Qualitatively, the benefits were equally impressive. The structured approach led to more reliable and accurate data processing, significantly improving data quality. The standardized project structure made our codebase easier to understand, maintain, and extend, enhancing overall code maintainability. Furthermore, the framework facilitated smoother collaboration among team members, as we were all "speaking the same language." This improvement in communication and collaboration boosted our overall productivity. Lastly, the modular nature of the framework allowed us to scale our pipelines effortlessly as the project grew, ensuring that our solutions remained robust and adaptable.
Learnings
Our journey taught us several valuable lessons. First and foremost, we learned the importance of embracing change. Transitioning from notebooks to a structured framework required an initial adjustment period, but the long-term benefits far outweighed the challenges. This experience reinforced the value of investing in best practices. Adopting a framework highlighted the importance of adhering to sound software engineering principles, leading to more robust and maintainable projects.

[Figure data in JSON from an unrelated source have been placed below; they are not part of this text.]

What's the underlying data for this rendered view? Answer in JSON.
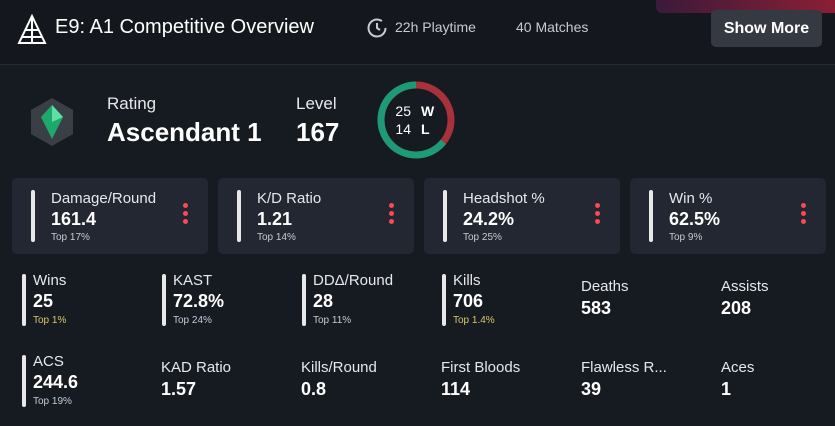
{
  "header": {
    "title": "E9: A1 Competitive Overview",
    "playtime": "22h Playtime",
    "matches": "40 Matches",
    "button": "Show More"
  },
  "rank": {
    "label": "Rating",
    "value": "Ascendant 1"
  },
  "level": {
    "label": "Level",
    "value": "167"
  },
  "record": {
    "wins": 25,
    "wins_label": "W",
    "losses": 14,
    "losses_label": "L"
  },
  "main_stats": [
    {
      "label": "Damage/Round",
      "value": "161.4",
      "top": "Top 17%"
    },
    {
      "label": "K/D Ratio",
      "value": "1.21",
      "top": "Top 14%"
    },
    {
      "label": "Headshot %",
      "value": "24.2%",
      "top": "Top 25%"
    },
    {
      "label": "Win %",
      "value": "62.5%",
      "top": "Top 9%"
    }
  ],
  "stats": [
    [
      {
        "label": "Wins",
        "value": "25",
        "top": "Top 1%",
        "top_color": "#d8c86a"
      },
      {
        "label": "KAST",
        "value": "72.8%",
        "top": "Top 24%",
        "top_color": "#c7cbd1"
      },
      {
        "label": "DDΔ/Round",
        "value": "28",
        "top": "Top 11%",
        "top_color": "#c7cbd1"
      },
      {
        "label": "Kills",
        "value": "706",
        "top": "Top 1.4%",
        "top_color": "#d8c86a"
      },
      {
        "label": "Deaths",
        "value": "583"
      },
      {
        "label": "Assists",
        "value": "208"
      }
    ],
    [
      {
        "label": "ACS",
        "value": "244.6",
        "top": "Top 19%",
        "top_color": "#c7cbd1"
      },
      {
        "label": "KAD Ratio",
        "value": "1.57"
      },
      {
        "label": "Kills/Round",
        "value": "0.8"
      },
      {
        "label": "First Bloods",
        "value": "114"
      },
      {
        "label": "Flawless R...",
        "value": "39"
      },
      {
        "label": "Aces",
        "value": "1"
      }
    ]
  ]
}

We also learned to leverage our team's strengths. By focusing on our expertise in data science and complementing it with the framework's capabilities, we achieved significant improvements in our workflows. For those considering using a similar framework for their own data science projects, we have a few recommendations. Start small by beginning with a small project to familiarize yourself with the framework's concepts and gradually scale up. Provide adequate training to ensure team members can maximize its benefits. Finally, commit to continuous improvement by regularly reviewing and refining your pipelines to maintain high standards of quality and efficiency.
By adopting this framework, we transformed our approach to building data science pipelines, leading to more robust, scalable, and maintainable solutions. We hope our experience inspires others to explore the potential of such frameworks in their own projects.